Wir werden die nächsten Tage mit Proviantierung und Ausklarieren verbringen, müssen dafür noch mal in die Hauptstadt Santa Cruz mit dem Leihwagen, weil ohne Ausreisepapiere die Einreise z.B. auf dem nächsten Eiland, den Kapverden unmöglich ist, zumal nicht mehr EU zugehörig.

Kurz bevor wir den Leihwagen für morgen schon buchen wollten, erreichte mich Ludgers Anruf, dass Greenduck auf dem Weg zu uns ist und die beiden über Nacht in die Marina kommen. Ich habe alles in Bewegung gesetzt, wenigstens für eine Nacht in dem übervollen Hafen ein Plätzchen zu bekommen, weil es draußen doch ganz schön windig ist. Ich freu mich riesig über das Wiedersehen mit den beiden, zumal wir nun doch nicht zusammen den Atlantik überqueren, denn wir haben andere Zeitplanungen und Ziele. Für die beiden ist es sinnvoller, von den Kapverden direkt nach Brasilien abzubiegen, statt mitten auf dem Atlantik zu trennen. Wir möchten auch wegen Enrico noch dieses Jahr in der Karibik ankommen, und wir haben immer wieder gehört, dass es praktisch nicht möglich ist, in UKW-Rufweite miteinander zu segeln. Man muss zuviel Rücksicht aufeinander nehmen und immer einer versuchen, hinter dem anderen herzusegeln. Also feiern wir mit Ludger und Christel auch Abschied, fachsimpeln und hoffen, dass sie uns um die Welt gesegelt auf dem Rückweg fest versprochen auch in Kanada besuchen. Planung, Treffen etc. ist sehr schwierig vereinbar mit dem Vom-Wind-Getrieben-Sein. Wir lernen es ganz langsam, auch eher in Wochen statt in Tagen zu rechnen und zu planen.
Traumhafte Aussicht beim Golfen

Achtung vor dem Hunde, oder wie heisst das?  Tieffliegende Golfbälle. Man muss warten, bis sie abgeschlagen haben.

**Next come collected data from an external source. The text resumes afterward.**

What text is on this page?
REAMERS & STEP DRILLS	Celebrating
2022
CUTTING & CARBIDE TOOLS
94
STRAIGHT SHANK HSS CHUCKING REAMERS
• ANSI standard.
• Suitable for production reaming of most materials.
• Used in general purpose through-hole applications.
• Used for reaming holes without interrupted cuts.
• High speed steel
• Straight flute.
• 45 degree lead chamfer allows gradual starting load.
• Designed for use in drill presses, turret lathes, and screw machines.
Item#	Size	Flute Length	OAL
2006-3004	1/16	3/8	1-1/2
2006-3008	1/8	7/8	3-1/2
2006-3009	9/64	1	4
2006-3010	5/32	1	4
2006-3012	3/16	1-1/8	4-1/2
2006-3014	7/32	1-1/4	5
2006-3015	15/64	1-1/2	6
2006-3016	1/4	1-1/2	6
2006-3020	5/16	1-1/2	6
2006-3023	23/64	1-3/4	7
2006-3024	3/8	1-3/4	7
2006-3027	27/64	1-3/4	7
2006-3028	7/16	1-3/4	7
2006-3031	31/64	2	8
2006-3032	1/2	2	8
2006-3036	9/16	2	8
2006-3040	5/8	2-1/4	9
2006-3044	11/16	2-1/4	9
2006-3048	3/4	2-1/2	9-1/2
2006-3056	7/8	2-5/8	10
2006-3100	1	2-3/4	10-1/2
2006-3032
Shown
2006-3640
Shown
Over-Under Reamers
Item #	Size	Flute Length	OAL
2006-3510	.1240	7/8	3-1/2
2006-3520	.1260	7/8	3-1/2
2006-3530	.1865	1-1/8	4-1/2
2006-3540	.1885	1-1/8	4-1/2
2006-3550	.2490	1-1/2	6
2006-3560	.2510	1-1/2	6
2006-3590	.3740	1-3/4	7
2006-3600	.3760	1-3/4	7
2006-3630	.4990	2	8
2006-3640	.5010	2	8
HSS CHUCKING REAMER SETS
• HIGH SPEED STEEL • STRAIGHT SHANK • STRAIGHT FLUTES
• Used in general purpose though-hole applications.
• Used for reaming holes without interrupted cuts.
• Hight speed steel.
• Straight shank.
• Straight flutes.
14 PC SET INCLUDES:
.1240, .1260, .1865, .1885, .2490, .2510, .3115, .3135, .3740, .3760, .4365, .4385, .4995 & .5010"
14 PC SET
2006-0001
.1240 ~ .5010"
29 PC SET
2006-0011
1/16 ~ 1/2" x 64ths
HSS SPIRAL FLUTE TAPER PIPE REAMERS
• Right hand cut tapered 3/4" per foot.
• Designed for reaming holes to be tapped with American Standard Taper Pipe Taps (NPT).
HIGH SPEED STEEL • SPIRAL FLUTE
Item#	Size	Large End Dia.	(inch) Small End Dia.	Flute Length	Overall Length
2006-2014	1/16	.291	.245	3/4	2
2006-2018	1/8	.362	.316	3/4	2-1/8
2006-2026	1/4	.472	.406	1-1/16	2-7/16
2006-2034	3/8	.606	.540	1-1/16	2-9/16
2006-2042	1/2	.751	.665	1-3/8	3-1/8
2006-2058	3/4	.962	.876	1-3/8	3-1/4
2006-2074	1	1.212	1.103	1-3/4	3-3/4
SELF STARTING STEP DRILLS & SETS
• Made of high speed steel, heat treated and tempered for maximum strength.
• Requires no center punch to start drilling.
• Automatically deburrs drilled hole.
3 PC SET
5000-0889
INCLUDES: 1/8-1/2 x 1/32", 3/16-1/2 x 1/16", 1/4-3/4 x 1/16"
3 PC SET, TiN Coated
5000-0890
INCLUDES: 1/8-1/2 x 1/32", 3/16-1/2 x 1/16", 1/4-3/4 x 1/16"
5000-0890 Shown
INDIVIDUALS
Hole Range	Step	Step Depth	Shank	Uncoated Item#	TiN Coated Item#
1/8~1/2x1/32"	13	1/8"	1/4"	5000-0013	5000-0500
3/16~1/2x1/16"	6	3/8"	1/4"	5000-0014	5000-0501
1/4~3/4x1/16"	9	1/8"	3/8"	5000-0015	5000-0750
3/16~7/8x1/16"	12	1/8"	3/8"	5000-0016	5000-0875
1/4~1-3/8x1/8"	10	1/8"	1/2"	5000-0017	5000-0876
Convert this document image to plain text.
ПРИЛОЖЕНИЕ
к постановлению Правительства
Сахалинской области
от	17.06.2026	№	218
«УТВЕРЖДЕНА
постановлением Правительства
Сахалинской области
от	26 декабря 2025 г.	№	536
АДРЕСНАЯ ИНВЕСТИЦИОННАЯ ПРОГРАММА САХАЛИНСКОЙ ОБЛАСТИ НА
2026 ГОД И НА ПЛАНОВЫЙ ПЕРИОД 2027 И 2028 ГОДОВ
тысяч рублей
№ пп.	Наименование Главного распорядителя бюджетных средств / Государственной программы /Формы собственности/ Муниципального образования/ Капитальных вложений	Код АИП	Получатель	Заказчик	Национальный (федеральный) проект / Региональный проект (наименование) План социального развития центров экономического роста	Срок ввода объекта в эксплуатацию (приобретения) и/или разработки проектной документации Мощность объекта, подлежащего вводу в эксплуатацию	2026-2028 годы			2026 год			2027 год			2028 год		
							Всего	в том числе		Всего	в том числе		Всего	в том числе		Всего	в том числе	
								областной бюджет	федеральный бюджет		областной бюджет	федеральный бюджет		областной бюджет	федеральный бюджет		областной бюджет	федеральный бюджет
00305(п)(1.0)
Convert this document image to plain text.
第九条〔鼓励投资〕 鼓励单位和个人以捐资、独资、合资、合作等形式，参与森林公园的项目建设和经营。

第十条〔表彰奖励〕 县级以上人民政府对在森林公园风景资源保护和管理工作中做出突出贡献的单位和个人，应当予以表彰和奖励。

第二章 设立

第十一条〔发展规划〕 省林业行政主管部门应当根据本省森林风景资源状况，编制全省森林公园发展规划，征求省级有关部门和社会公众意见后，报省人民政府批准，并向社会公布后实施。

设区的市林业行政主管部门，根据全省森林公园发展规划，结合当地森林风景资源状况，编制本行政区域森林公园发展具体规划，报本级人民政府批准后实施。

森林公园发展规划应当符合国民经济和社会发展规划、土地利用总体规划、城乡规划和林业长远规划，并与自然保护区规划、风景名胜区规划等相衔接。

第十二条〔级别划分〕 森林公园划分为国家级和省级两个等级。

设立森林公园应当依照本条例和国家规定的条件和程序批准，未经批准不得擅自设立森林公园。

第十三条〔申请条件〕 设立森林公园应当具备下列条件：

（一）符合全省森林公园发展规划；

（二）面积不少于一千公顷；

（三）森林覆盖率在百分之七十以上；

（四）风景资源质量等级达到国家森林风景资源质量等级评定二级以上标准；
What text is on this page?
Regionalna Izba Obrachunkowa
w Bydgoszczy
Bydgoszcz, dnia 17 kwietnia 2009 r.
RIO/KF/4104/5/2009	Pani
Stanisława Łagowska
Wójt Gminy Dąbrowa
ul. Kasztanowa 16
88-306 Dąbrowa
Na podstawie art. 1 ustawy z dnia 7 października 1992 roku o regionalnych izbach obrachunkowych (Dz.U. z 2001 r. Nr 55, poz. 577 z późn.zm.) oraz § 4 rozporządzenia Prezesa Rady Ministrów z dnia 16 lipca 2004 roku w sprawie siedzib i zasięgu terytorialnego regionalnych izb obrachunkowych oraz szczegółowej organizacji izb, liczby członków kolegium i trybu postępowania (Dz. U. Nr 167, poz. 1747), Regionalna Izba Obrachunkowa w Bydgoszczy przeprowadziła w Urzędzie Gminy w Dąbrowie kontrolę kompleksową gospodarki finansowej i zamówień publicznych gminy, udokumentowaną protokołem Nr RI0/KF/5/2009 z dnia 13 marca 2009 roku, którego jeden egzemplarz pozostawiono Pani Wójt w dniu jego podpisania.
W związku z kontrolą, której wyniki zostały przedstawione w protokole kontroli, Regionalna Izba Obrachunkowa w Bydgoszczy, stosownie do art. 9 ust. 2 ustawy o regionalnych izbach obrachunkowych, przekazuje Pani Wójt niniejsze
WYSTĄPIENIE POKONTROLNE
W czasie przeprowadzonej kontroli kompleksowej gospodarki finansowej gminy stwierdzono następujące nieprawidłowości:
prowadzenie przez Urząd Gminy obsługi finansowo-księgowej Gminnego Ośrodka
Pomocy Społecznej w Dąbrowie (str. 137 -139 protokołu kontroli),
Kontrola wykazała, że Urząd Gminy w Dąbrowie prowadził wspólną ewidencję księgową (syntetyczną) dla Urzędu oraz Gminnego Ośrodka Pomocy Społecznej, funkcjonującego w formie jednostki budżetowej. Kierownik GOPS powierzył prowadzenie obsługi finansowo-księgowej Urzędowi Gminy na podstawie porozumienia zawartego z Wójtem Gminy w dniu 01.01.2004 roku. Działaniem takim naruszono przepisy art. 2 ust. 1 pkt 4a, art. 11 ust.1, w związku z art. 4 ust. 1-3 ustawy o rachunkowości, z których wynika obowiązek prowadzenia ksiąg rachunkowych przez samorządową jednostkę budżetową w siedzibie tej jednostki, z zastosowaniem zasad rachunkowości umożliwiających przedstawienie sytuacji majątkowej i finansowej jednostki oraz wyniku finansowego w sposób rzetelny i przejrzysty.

Die Umgebung der Marina. rechts beginnt der Hafen

Hinter der Marina, in den Wolken der TEIDE

Tolle Wanderwege


Der Teide wirkt von der Marina aus mit Tele noch gar nicht sooo spektakulär...

aber je näher man hinkommt umso gigantischer die Lava-Abgänge und ausgespucten Felsen

Der Krater-Rand


Tine, Enrico, Monika.  Die Seilbahn für die letzten 1000 Höhenmeter war gerade weg um 16 Uhr, und wir hatten so 100 € gespart...


sind zu Fuß in die unheimlichen Lavafelder gelaufen, bis die Abendsonne unterging und die Kälte gegen O Grad ging..
eigenartige Blütenstände im Vordergrund. Die Straße zeigt wie endlos die Lavafelder sind

vorne rechts ein Auto nur wegen der Dimensionen


Mittwoch, 14. November 2012

Teneriffa San Miguel

Wir haben zwar noch keinen endgültigen Liegeplatz trotz Reservierung und Vorabzahlung, aber wir sind erstmal hier, fast ausschließlich gesegelt und es ist noch wärmer (26 Grad, Wasser 23) als auf Lanzarote. Nun holen wir erst mal wieder Schlaf nach, mussten die Nachtfahrt ohne Hartmut mit längeren Wachen einteilen.

Sailing away

Die automatische Fehlerkorrektur macht aus Sailing "Säugling" Und ich hatte gerade noch gedacht, dass man in der Koje, hier unten im Bauch von Liza, so herum geschaukelt wird wie vor der Geburt, und vielleicht deshalb immer so schläfrig wird auf Hochsee. Es ist kein unangenehmes Gefühl, aber ich habe auch nicht wirklich Lust, anspruchsvolle Dinge zu tun. GO WITH THE FLOW. Ich bin einfach ein Glückspilz :-) , meinen Liebsten geht's gut in der Welt verstreut und doch verbunden. Ob ich weglaufe vor mir selbst und meinen Pflichten werde ich gelegentlich gefragt. Nein, ich bin auf dem HINweg, nicht weg.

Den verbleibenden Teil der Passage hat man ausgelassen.